Cell Phone Distractions
Each year over 330,000 accidents caused by texting while driving lead to severe injuries. Driving and cell phone conversations both require a great deal of thought. When doing them at the same time, your brain is unable to do either well. Even when talking hands-free, drivers can miss seeing up to half of what's around them because they are engaged in a cell phone conversation. This often results in crashes due to wandering out of the lane, delayed braking times and not seeing traffic signals. Many studies have found that the best way to avoid cell phone-related crashes is to not use them while driving, not even hands-free. Always stop your vehicle in a safe place before engaging in a cell phone conversation.
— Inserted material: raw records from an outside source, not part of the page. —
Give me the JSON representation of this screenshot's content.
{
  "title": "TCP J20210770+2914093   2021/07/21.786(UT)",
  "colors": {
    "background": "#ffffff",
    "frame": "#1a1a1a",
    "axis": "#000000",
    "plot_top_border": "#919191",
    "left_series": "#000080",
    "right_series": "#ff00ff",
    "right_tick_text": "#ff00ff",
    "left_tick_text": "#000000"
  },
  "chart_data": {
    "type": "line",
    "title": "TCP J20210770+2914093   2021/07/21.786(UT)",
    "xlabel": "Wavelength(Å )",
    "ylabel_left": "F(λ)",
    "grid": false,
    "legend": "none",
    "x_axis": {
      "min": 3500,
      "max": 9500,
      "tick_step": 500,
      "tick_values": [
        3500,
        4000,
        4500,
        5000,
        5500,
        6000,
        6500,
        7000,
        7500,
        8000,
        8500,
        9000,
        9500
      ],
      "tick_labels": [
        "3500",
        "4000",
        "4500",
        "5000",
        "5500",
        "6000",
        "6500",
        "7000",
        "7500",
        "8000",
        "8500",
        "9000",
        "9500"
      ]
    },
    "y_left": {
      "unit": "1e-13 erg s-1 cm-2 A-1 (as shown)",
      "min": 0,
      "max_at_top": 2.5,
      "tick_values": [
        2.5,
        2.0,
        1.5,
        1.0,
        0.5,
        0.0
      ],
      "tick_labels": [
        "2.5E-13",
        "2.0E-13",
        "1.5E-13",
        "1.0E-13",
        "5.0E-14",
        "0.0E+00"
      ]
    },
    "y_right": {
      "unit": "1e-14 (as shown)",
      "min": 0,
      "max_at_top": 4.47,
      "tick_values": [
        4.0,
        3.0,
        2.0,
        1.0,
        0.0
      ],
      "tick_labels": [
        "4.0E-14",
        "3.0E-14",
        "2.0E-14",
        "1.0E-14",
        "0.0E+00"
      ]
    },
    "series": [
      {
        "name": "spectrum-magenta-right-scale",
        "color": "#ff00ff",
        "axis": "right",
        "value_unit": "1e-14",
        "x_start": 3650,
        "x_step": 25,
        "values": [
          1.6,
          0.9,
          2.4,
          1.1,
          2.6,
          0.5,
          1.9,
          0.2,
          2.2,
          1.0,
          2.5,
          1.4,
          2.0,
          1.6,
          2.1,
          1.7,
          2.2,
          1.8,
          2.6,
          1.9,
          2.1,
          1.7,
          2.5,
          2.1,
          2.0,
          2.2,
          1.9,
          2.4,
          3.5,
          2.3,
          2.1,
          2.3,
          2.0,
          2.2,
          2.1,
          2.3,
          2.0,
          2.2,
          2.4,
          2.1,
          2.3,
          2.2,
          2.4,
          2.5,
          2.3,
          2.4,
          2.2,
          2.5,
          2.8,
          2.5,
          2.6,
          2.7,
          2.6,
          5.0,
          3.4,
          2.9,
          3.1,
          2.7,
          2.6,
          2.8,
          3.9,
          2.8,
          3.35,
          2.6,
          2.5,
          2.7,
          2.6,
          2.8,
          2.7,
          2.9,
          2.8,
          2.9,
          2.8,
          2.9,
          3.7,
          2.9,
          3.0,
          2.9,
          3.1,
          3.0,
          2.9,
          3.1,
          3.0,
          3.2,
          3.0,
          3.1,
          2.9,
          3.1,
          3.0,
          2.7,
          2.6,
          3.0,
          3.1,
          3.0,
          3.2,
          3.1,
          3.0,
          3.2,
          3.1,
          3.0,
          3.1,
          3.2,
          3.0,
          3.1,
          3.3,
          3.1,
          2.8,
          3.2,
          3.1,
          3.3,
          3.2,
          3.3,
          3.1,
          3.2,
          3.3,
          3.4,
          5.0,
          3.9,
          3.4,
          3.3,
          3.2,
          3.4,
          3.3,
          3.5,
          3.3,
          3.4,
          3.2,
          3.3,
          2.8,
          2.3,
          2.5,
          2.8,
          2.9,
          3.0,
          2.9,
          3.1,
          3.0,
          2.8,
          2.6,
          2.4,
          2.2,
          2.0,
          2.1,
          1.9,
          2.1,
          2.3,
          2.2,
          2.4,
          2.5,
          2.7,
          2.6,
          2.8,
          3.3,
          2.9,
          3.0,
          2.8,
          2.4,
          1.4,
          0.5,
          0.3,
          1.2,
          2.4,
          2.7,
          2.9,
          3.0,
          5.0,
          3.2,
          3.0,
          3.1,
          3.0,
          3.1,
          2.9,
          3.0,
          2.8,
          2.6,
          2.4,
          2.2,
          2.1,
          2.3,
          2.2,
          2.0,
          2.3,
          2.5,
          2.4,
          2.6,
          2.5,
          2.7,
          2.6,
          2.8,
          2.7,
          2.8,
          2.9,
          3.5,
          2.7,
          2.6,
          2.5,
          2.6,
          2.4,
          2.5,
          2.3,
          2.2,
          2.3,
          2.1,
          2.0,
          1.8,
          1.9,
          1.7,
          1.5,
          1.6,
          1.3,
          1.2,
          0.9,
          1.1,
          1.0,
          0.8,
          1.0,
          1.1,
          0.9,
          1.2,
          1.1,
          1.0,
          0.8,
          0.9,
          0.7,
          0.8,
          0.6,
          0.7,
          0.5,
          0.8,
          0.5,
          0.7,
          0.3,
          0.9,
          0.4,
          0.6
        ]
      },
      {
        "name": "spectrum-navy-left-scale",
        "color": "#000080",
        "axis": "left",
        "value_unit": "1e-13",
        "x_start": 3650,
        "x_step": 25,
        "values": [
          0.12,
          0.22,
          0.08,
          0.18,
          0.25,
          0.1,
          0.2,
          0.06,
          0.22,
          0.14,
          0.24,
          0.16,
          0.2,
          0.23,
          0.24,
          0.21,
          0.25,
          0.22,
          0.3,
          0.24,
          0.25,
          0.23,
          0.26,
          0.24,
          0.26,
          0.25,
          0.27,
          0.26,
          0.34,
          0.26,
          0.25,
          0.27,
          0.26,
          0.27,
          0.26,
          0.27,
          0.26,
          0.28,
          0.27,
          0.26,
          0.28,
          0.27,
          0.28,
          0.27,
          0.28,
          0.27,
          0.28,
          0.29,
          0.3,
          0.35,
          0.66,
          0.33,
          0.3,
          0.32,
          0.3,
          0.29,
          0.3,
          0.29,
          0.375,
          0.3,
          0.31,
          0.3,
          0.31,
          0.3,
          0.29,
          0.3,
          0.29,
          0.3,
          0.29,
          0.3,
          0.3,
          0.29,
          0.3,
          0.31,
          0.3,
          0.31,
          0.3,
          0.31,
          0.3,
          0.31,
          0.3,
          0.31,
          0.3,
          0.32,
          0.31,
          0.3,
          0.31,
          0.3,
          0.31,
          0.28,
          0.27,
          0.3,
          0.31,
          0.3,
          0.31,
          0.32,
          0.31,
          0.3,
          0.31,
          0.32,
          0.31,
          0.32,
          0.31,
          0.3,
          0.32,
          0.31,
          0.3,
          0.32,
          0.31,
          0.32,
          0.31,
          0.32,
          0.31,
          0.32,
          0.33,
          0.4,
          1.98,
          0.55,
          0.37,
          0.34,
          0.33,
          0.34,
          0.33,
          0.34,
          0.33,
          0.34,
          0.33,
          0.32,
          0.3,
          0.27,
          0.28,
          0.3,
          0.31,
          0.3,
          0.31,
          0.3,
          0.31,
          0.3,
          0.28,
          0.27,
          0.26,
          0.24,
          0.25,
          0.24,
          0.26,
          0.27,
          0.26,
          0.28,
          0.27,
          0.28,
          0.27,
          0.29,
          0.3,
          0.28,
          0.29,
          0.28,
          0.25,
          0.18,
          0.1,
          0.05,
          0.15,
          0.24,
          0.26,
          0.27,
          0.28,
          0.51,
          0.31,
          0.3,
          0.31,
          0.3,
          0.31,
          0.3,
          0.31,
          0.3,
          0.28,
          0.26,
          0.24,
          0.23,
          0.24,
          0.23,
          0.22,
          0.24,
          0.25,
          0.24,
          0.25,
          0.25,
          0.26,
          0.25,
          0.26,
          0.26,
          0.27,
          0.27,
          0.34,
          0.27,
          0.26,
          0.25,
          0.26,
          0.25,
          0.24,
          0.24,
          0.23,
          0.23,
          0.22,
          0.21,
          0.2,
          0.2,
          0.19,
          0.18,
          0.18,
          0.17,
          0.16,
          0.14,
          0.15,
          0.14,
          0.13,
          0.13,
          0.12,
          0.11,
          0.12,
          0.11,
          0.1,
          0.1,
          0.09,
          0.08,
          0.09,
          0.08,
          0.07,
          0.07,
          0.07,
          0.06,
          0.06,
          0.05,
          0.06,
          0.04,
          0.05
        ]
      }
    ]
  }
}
Fatigued or Drowsy Driving
According to the National Highway Traffic Safety Administration, every year about 100,000 police-reported crashes involve drowsy driving. These crashes result in more than 1,550 fatalities and 71,000 injuries. Losing two hours of sleep has the same effect on driving as having three beers. You are three times more likely to be in a crash if you are fatigued. Drowsy driving puts you and everyone around you at risk. “Among the many countermeasures to drowsy driving, the easiest and most successful is getting adequate sleep before driving,” says HMC Safety Manager, Bobby Benn. According to the American Academy of Sleep Medicine and the Sleep Research Society, adults should get seven or more hours of sleep each night. This and other measures, such as avoiding driving after consuming alcohol and driving to the nearest resting spot when drowsy, can be very effective for preventing fatigue-related vehicle accidents.